Lyall was an officer in the British Indian Army from 1900 to 1933. He graduated from the Royal Military College in 1900 as a "Queen's India cadet" and placed on the unattached list as a second lieutenant.[2] In 1901, he was moved from the unattached list to the Indian Staff Corps.[3] In 1902 he was promoted to full lieutenant.[4] The only cricket played by Lyall that is recorded from this period is a single non-first-class three-day match for the North-West Frontier Province against the Punjab cricket team in late 1903, in which Lyall played as a lower order batsman.[5]
In 1909, Lyall was promoted to captain and attached to the 36th Sikhs regiment of the Indian army.[6] In 1911, he appears to have been in England for some time during the cricket season: he played in one County Championship match against Yorkshire in May, scoring an unbeaten 21 in the first innings and 8 in the second.[7] Two months later, he followed that with a second first-class match, this time against the touring Indian cricket team, in which he scored 15 and 11 not out.[8] That was the extent of his first-class cricket and left him with the odd statistic of a batting average higher (at 27.50 runs per innings) than his highest score.
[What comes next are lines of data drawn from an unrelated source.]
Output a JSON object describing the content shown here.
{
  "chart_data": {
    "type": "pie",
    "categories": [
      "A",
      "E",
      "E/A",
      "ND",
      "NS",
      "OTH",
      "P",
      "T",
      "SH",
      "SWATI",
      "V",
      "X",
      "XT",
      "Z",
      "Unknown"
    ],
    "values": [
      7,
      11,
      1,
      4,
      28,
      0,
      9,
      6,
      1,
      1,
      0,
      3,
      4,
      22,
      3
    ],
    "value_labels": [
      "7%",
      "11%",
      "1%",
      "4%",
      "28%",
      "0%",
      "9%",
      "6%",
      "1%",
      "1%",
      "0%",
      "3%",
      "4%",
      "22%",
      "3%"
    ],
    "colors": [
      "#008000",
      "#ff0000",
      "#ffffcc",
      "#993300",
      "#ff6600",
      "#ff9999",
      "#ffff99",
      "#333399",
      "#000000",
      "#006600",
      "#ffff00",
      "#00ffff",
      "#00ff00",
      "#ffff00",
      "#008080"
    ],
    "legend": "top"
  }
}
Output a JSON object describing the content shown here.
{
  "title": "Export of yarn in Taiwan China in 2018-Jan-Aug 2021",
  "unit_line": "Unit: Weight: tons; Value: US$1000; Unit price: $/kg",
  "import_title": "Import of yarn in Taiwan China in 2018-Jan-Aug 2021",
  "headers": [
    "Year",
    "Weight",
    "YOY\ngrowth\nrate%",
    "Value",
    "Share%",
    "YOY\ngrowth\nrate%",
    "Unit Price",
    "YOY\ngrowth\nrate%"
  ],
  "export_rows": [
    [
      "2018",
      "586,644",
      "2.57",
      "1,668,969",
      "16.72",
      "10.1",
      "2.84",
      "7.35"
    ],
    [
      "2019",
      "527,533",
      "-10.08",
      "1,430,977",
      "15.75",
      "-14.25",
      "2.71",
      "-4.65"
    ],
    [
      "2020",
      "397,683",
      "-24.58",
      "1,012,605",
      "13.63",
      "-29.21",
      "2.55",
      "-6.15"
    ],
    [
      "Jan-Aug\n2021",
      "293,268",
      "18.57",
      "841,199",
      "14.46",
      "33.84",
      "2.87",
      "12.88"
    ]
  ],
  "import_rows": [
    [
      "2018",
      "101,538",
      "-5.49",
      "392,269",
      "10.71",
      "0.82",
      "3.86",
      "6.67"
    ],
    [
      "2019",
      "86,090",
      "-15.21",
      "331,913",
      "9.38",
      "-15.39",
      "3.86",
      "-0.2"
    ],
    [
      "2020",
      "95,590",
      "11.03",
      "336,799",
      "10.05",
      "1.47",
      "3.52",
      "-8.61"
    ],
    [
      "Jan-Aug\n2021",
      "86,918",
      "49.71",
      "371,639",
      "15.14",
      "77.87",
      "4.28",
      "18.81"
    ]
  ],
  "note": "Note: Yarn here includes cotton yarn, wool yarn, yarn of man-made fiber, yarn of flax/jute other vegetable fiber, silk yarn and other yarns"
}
Lyall returned to the Indian army. In 1916, he was promoted temporarily from captin to major in the 36th Sikhs.[9] In 1919, there is a report in the London Gazette of a temporary promotion from major to lieutenant-colonel for a period of six days in 1918, while he commanded a battalion of 151st Indian Infantry.[10] In 1922, he is reported to have relinquished the rank of lieutenant-colonel at the end of a period of commanding a battalion within the 36th Sikhs.[11] By 1928, he is a full lieutenant-colonel, and temporarily moves on to the unemployed list before being reappointed to the Indian Army in July.[12] There was another similar temporary move into and then out of unemployed status in 1929.[13] Finally he retired from the Indian Army in 1933 with the rank of lieutenant-colonel.[14]